Quella povertà invisibile che scuote il nostro Paese

___________________________________di Dino Perrone

 
 
Nel persistente vuoto della politica, cresce il disagio sociale che, secondo una recente indagine dell’Istat, tocca ormai ben otto milioni di cittadini. E’ necessario uno sforzo straordinario per invertire un processo che mina le fondamenta del nostro vivere civile.
 
 
Agosto, si sa, è il mese tradizionalmente dedicato alle vacanze. Il periodo in cui ognuno cerca, in qualche modo, di ‘staccare la spina’, allontanandosi dagli impegni e dagli affanni che lo inseguono per tutto il resto dell’anno.
Tempo di legittime vacanze, quindi. Ma non per tutti, purtroppo.
Secondo l’ultimo rapporto dell’Istat, un milione e 156mila famiglie italiane, vale a dire il 4,6% del totale di quelle residenti, vivono in condizioni di estrema povertà. Ed i componenti di queste famiglie molto probabilmente la vacanza la vedranno solo con il cannocchiale dei desideri irrealizzati.
Il dato licenziato dall’Istat si riferisce al 2010 e spiega altresì che sono considerati ‘assolutamente poveri’ tutti i cittadini che possono affrontare solo una spesa mensile che non supera quella minima necessaria all’acquisto dei beni e dei servizi essenziali.
In questa per nulla comoda situazione versano nel nostro Paese oltre tre milioni di persone, per le quali sostanzialmente non è mai domenica, vale a dire non è mai vacanza.
Ma oltre a queste persone estremamente povere, sempre secondo gli studi dell’Istat, vi è una fascia ancora più larga di soggetti da considerare comunque in difficoltà perché hanno dovuto subire una contrazione del proprio reddito.
Seguendo questo criterio si arriva a considerare povere, nel nostro Paese, oltre otto milioni di persone, vale a dire quasi il 14% della popolazione.
Sono dati su cui riflettere.
La povertà è in aumento e non è certo una semplice ‘sensazione psicologica’.
Aumenta la povertà, magari assumendo forme nuove e poco esibite ma non per questo meno laceranti. Aumenta e lambisce ceti sociali finora rimasti al riparo, dal momento che adesso colpisce in prevalenza le famiglie nelle quali la persona di riferimento è un lavoratore autonomo oppure ha un titolo di studio medio-alto.
A soffrire, come sempre, sono anzitutto le famiglie numerose, quelle composte da cinque o più persone.
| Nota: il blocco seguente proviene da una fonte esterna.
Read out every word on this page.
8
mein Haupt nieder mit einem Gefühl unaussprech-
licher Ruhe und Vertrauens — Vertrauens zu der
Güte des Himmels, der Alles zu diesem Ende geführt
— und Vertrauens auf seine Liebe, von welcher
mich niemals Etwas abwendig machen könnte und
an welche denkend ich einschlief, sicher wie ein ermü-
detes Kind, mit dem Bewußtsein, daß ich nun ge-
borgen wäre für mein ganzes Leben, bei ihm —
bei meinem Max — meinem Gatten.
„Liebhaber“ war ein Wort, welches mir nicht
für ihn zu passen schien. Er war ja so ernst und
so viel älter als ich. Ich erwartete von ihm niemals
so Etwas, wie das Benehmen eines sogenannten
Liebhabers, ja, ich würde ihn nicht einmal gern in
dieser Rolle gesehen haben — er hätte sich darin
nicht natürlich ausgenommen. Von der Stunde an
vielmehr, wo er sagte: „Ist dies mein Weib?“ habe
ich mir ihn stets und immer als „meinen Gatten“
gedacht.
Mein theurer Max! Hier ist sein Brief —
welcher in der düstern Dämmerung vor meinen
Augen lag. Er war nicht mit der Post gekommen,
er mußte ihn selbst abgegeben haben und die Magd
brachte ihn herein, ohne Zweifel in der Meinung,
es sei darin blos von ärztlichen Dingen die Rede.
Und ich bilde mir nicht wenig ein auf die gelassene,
Ed in testa alla graduatoria del disagio, quasi superfluo sottolinearlo, è sempre il Meridione nel quale ormai quasi una famiglia su due rischia di andare al di sotto della linea di galleggiamento e di annegare nelle difficoltà quotidiane.
A riflettere su questi dati dovrebbe essere la politica, intercettando finalmente anche quel bisogno urgente di moralizzazione che si è espresso in varie forme e nelle più diverse occasioni nel corso di queste ultime settimane.
La politica è chiamata a fornire risposte, a delineare scenari sostenibili per tutti. A suscitare fiducia ed a fornire garanzie. Ma oggi tutto questo non sembra essere realisticamente alla portata di un ceto politico che manifesta pericolosi segnali di smottamento.
Siamo infatti alle prese con una pesante instabilità  del quadro generale, mentre le fibrillazioni che scuotono i partiti rendono ancor più scivoloso il crinale sul quale rischia di incamminarsi l’intero nostro sistema.
La politica oggi appare debole, ostaggio delle sue contraddizioni irrisolte, prigioniera di formule che non appagano i bisogni dei cittadini.
E’ invece necessario un colpo d’ala, uno sforzo di fantasia, uno slancio che al momento tarda colpevolmente ad arrivare con la conseguenza di tenerci inchiodati ad un tasso di crescita talmente esiguo da non creare ricchezza né occupazione.
Al netto di ogni facile pulsione demagogica, hanno ragione quanti sostengono che, quest’anno, la politica non dovrebbe andare in vacanza, mostrando una maggiore sobrietà ed una attenzione ai problemi che non conosca soste.
Perché è proprio vero che, nel vuoto della politica, la povertà aumenta.
Una povertà, ribadisco, che non viene esibita. Che è vissuta quasi in dolorosa solitudine. Ma guai a continuare a non vederla, o peggio ancora a provare a renderla ‘invisibile’, cancellandola di fatto dall’agenda delle emergenze politiche e sociali del nostro Paese.
Proprio perché poco appariscente, questa è una povertà profonda. Una povertà capace di scuotere le fondamenta stesse del nostro vivere civile.